USA-FDA Approved Implants


In the Allergan core study, ruptures will assess the patients who had MRI screening for silent ruptures. The rupture rate in MRI cohorts is 8.6% for primary augmentation, 11.4% for primary reconstruction. The rupture rate for the entire MRI cohort through 7 years is 7.3% for patients and 4.5% for implants. All of these ruptures through the Natrelle Core Study were intracapsular. The average of the implant was approximately 11 years old. Silent ruptures were found at 50% of the combined group of augmentation reconstruction and revision patients in 8% of all implants.


According to MRI screening for silent ruptures for primary augmentation, the rupture rate was .5% through 3 years. This means through three years, one of every 200 augmentation mammoplasty patients had at least one ruptured breast implant. For revision patients in the MRI cohort, the rupture was 7.7% after three years.

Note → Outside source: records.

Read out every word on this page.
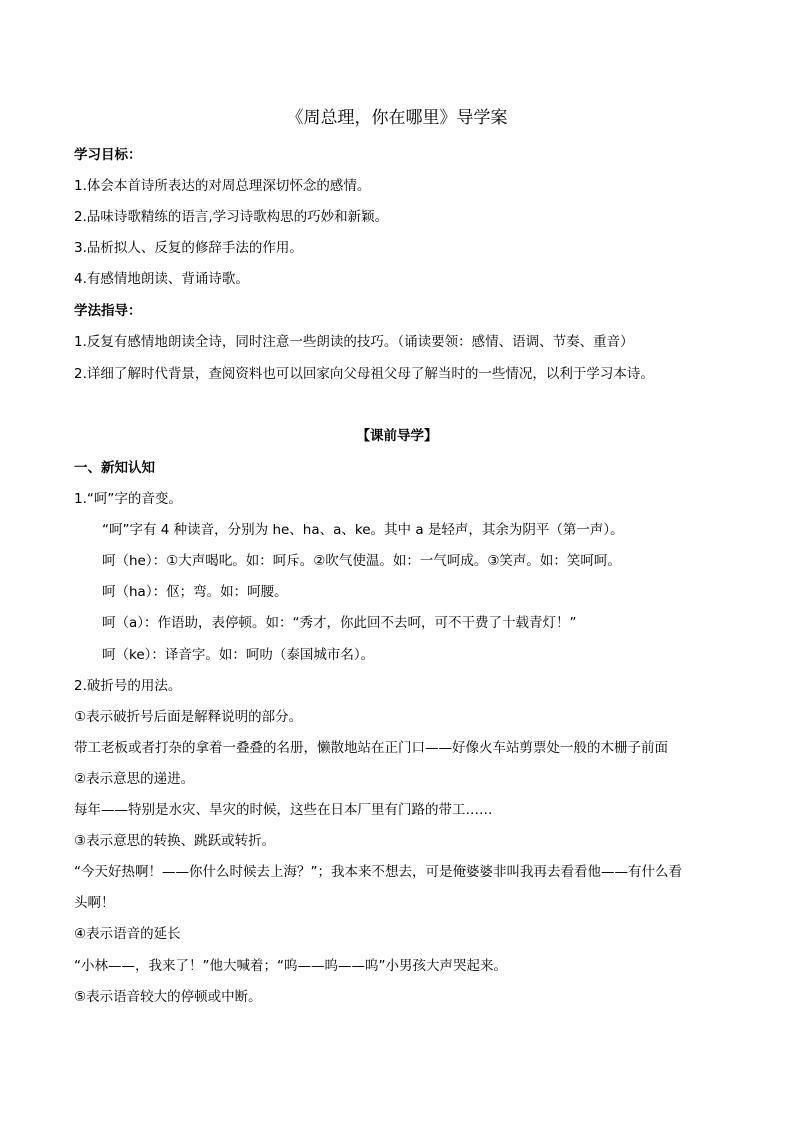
《周总理，你在哪里》导学案
学习目标：
1.体会本首诗所表达的对周总理深切怀念的感情。
2.品味诗歌精练的语言,学习诗歌构思的巧妙和新颖。
3.品析拟人、反复的修辞手法的作用。
4.有感情地朗读、背诵诗歌。
学法指导：
1.反复有感情地朗读全诗，同时注意一些朗读的技巧。（诵读要领：感情、语调、节奏、重音）
2.详细了解时代背景，查阅资料也可以回家向父母祖父母了解当时的一些情况，以利于学习本诗。
【课前导学】
一、新知认知
1.“呵”字的音变。
“呵”字有 4 种读音，分别为 he、ha、a、ke。其中 a 是轻声，其余为阴平（第一声）。
呵（he）：①大声喝叱。如：呵斥。②吹气使温。如：一气呵成。③笑声。如：笑呵呵。
呵（ha）：伛；弯。如：呵腰。
呵（a）：作语助，表停顿。如：“秀才，你此回不去呵，可不干费了十载青灯！”
呵（ke）：译音字。如：呵叻（泰国城市名）。
2.破折号的用法。
①表示破折号后面是解释说明的部分。
带工老板或者打杂的拿着一叠叠的名册，懒散地站在正门口——好像火车站剪票处一般的木栅子前面
②表示意思的递进。
每年——特别是水灾、旱灾的时候，这些在日本厂里有门路的带工……
③表示意思的转换、跳跃或转折。
“今天好热啊！——你什么时候去上海？”；我本来不想去，可是俺婆婆非叫我再去看看他——有什么看
头啊！
④表示语音的延长
“小林——，我来了！”他大喊着；“呜——呜——呜”小男孩大声哭起来。
⑤表示语音较大的停顿或中断。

This means through three years, one of every 13 revision augmentation patients had at least one ruptured implant. Although these implant ruptures were silent, they were detected via MRI. The rupture rate beyond three years in Mentor’s Core Study continues to be investigated. The local breast complications associated with rupture included hardness, change in breast shape, size and breast pain. The symptoms are now specific to ruptures as they are also experienced by women who had capsular contracture. Concerns have been raised over whether ruptured implants are associated with development of connective tissue, rheumatic diseases and/or symptoms such as fatigue and fibromyalgia. A number of epidemiological studies evaluated large populations of women with implants. These studies did not show an increase incidence of autoimmune disease or increase incidence of breast cancer. The ruptures of the Mentor silicone implants were found to be silent. That means that neither you nor the surgeon would detect the rupture at that time. In fact, the ability of a physical examination was difficult in detecting rupture. Screening MRIs were shown to be effective for detection of silicone rupture with Mentor implants.


The rupture of a silicone gel implant may be silent or asymptomatic. Patients should undergo MRIs every two to three years with the Sientra implants. If the rupture is noted on MRI then he should advise the patient to have implants removed and replaced. Patients who undergo MRI with a 1.5 Tesla magnet dedicated for breast imaging and radiologists who are experienced to read breast implant MRIs looking for a positive Linguine sign. As per Sientra, implants are not considered lifetime devices. Patients will undergo implant removal and replacement over the course of their life. Sientra implants are new to being FDA-approved in 2012. Future studies and rupture rates will be determined.